Dans le sud de la Louisiane, nombreux sont les enfants qui, encore de nos jours, connaissent Madame Grands Doigts. Du moins l’une de ses facettes, car cette figure du folklore a ceci de particulier : elle existe en deux versions contraires qui jamais ne cohabitent. Ainsi, selon la famille dans laquelle on naît, selon l’endroit dans lequel on grandit, on entend parler soit de la bienveillante Madame Grands Doigts qui offre de petits cadeaux au moment des fêtes de fin d’année, soit de la malveillante Madame Grands Doigts qui, quelle que soit la saison, a tous les attributs d’un redoutable croque-mitaine.
Madame Grands Doigts : la face lumineuse #
Ceux qui connaissent la version bienveillante de la légende parlent d’un être passant dans les maisons durant la nuit de Noël ou, plus souvent encore, durant celle du nouvel an. Elle utilise alors ses longs doigts pour glisser de petits présents dans les chaussettes suspendues à cet effet ou dans les chaussures laissées sorties à dessein. Ainsi les enfants découvrent-ils, à leur réveil, des noix de pécan ou des fruits, principalement des agrumes comme la mandarine satsuma. Les plus chanceux ont même droit à de petits pétards ou à des jouets tout simples.
Madame Grands Doigts : la face sombre #
La version effrayante de la légende n’est pas particulièrement liée à la période des fêtes. Elle décrit une femme méchante, aux allures de sorcière, qui terrifie les enfants et punit ceux qui se sont mal comportés. Parfois, on dit qu’elle se cache dans leur chambre et qu’elle leur tire les orteils lorsqu’ils sont endormis. Mais, souvent, les parents raconte qu’elle vit dans un grenier, une partie précise des bois voisins ou, plus largement, dans tout endroit potentiellement dangereux où ils ne veulent pas que leurs enfants se rendent. Malheur aux imprudents qui ne tiendraient pas compte de ces sages avertissements ! Madame les guette, prête à se servir de ses longs doigts noueux pour les attraper sitôt qu’ils passeront près d’elle.
Madame Grands Doigts : les origines #
Il existe un récit expliquant les origines tragiques de Madame Grands Doigts et comportant des éléments provenant de ses deux facettes : peut-être s’agit-il là des vestiges d’une version plus ancienne et plus complète du personnage ? En tout cas, l’histoire explique que vivait autrefois une belle jeune fille aux mains exquises que tous les jeunes gens du village admiraient.
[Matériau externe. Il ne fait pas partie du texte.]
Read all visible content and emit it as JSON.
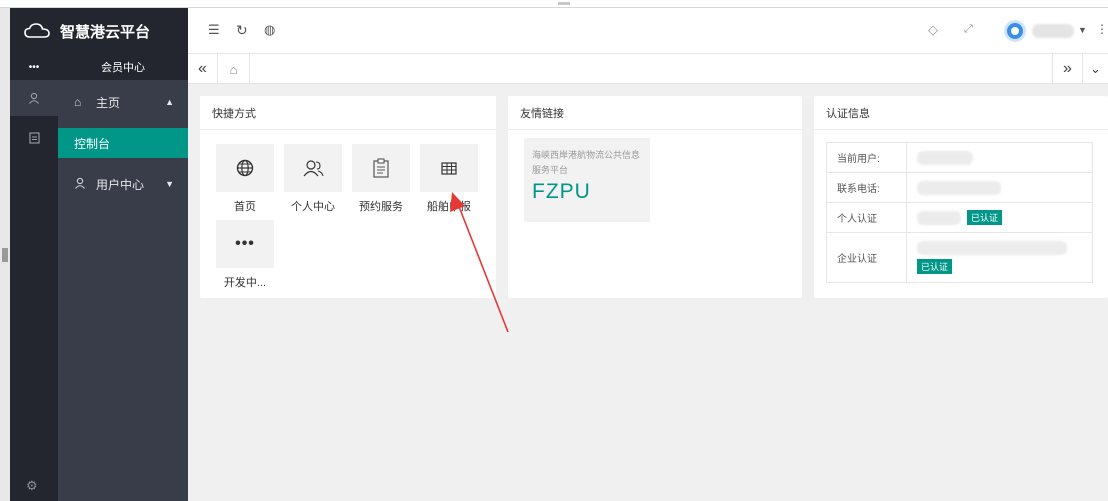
{
  "app": {
    "title": "智慧港云平台"
  },
  "sidebar": {
    "member_center": "会员中心",
    "items": [
      {
        "label": "主页",
        "icon": "home-icon"
      },
      {
        "label": "控制台",
        "active": true
      },
      {
        "label": "用户中心",
        "icon": "user-icon"
      }
    ]
  },
  "shortcuts": {
    "title": "快捷方式",
    "items": [
      {
        "label": "首页",
        "icon": "globe-icon"
      },
      {
        "label": "个人中心",
        "icon": "users-icon"
      },
      {
        "label": "预约服务",
        "icon": "clipboard-icon"
      },
      {
        "label": "船舶申报",
        "icon": "grid-icon"
      },
      {
        "label": "开发中...",
        "icon": "more-icon"
      }
    ]
  },
  "links": {
    "title": "友情链接",
    "item_desc": "海峡西岸港航物流公共信息服务平台",
    "item_code": "FZPU"
  },
  "cert": {
    "title": "认证信息",
    "rows": [
      {
        "key": "当前用户:"
      },
      {
        "key": "联系电话:"
      },
      {
        "key": "个人认证",
        "badge": "已认证"
      },
      {
        "key": "企业认证",
        "badge": "已认证"
      }
    ]
  },
  "theme": {
    "sidebar_dark": "#23262e",
    "sidebar_mid": "#393d49",
    "accent": "#009688"
  }
}
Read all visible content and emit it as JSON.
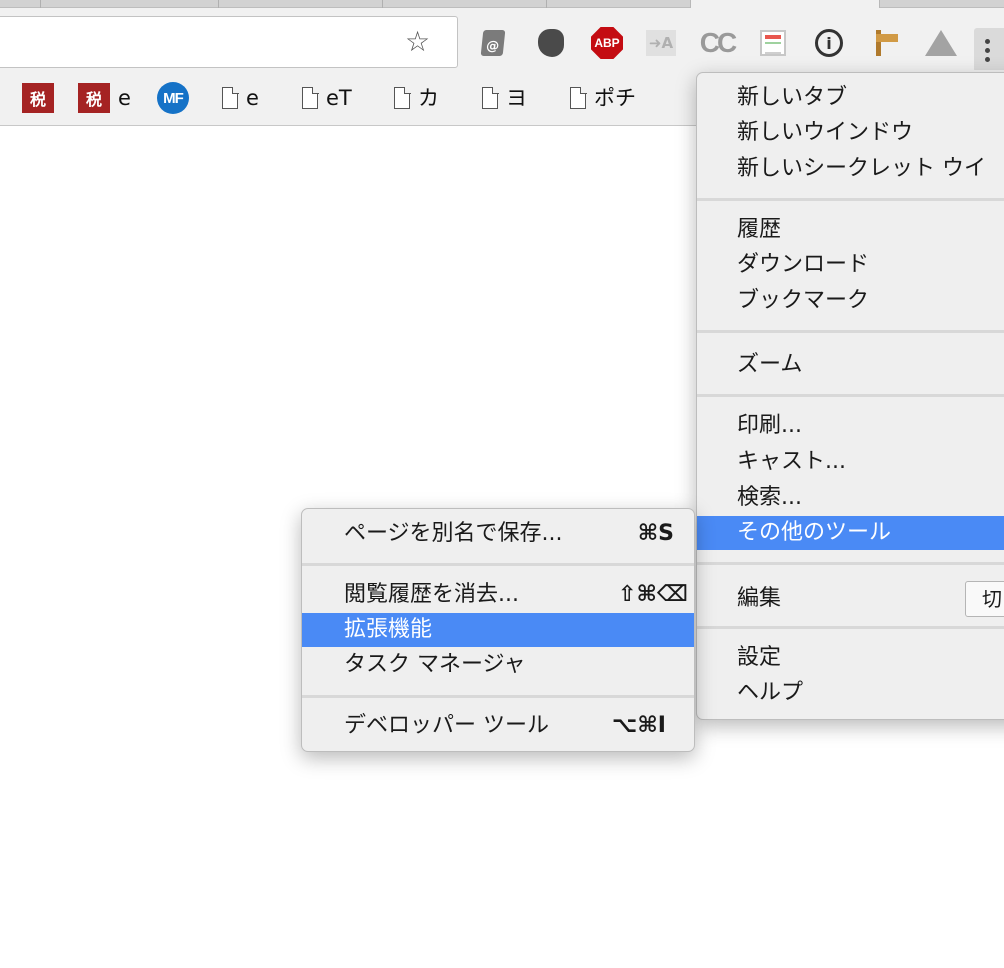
{
  "toolbar": {
    "extensions": [
      {
        "name": "mail-extension",
        "icon": "mail-at-icon",
        "glyph": "@"
      },
      {
        "name": "evernote-extension",
        "icon": "evernote-elephant-icon",
        "glyph": ""
      },
      {
        "name": "adblock-plus-extension",
        "icon": "abp-stop-sign-icon",
        "glyph": "ABP"
      },
      {
        "name": "translate-extension",
        "icon": "translate-arrow-icon",
        "glyph": "➜A"
      },
      {
        "name": "cc-extension",
        "icon": "cc-icon",
        "glyph": "CC"
      },
      {
        "name": "reader-extension",
        "icon": "reader-page-icon",
        "glyph": ""
      },
      {
        "name": "onepassword-extension",
        "icon": "onepassword-keyhole-icon",
        "glyph": "i"
      },
      {
        "name": "signpost-extension",
        "icon": "signpost-icon",
        "glyph": ""
      },
      {
        "name": "drive-extension",
        "icon": "drive-triangle-icon",
        "glyph": ""
      }
    ],
    "star_glyph": "☆"
  },
  "bookmarks": [
    {
      "icon": "tax-icon",
      "icon_text": "税",
      "label": ""
    },
    {
      "icon": "tax-icon",
      "icon_text": "税",
      "label": "e"
    },
    {
      "icon": "mf-icon",
      "icon_text": "MF",
      "label": ""
    },
    {
      "icon": "document-icon",
      "icon_text": "",
      "label": "e"
    },
    {
      "icon": "document-icon",
      "icon_text": "",
      "label": "eT"
    },
    {
      "icon": "document-icon",
      "icon_text": "",
      "label": "カ"
    },
    {
      "icon": "document-icon",
      "icon_text": "",
      "label": "ヨ"
    },
    {
      "icon": "document-icon",
      "icon_text": "",
      "label": "ポチ"
    }
  ],
  "main_menu": {
    "new_tab": "新しいタブ",
    "new_window": "新しいウインドウ",
    "new_incognito": "新しいシークレット ウイ",
    "history": "履歴",
    "downloads": "ダウンロード",
    "bookmarks": "ブックマーク",
    "zoom": "ズーム",
    "print": "印刷...",
    "cast": "キャスト...",
    "find": "検索...",
    "more_tools": "その他のツール",
    "edit": "編集",
    "edit_cut": "切",
    "settings": "設定",
    "help": "ヘルプ"
  },
  "sub_menu": {
    "save_page": {
      "label": "ページを別名で保存...",
      "shortcut": "⌘S"
    },
    "clear_history": {
      "label": "閲覧履歴を消去...",
      "shortcut": "⇧⌘⌫"
    },
    "extensions": {
      "label": "拡張機能",
      "shortcut": ""
    },
    "task_manager": {
      "label": "タスク マネージャ",
      "shortcut": ""
    },
    "dev_tools": {
      "label": "デベロッパー ツール",
      "shortcut": "⌥⌘I"
    }
  },
  "colors": {
    "highlight": "#4a8af5",
    "menu_bg": "#efefef",
    "toolbar_bg": "#f1f1f1"
  }
}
Les autres filles, de plus en plus jalouses d’elle, finirent par lui lancer un sort, rendant ses mains laides et pleines de verrues. À cause de son physique désormais déplaisant, la malheureuse ne put jamais trouver de mari et devenir mère, ce qu’elle aurait tant voulu. On raconte enfin qu’à sa mort, son fantôme commença à hanter les greniers des maisons où vivaient des enfants, dans le seul but d’être près d’eux, elle qui n’avait jamais pu en avoir. Mais les enfants, ignorant tout de ses innocentes intentions, furent effrayés en apercevant ses mains…
Sources #
Broussard, Lizzie. « Madame Grands Doigts. », Country Roads, 1er octobre 2011.
Rabalais, Nathan J. Folklore Figures of French and Creole Louisiana. Baton Rouge, Louisiana State University Press, 2021. pp. 233- 234.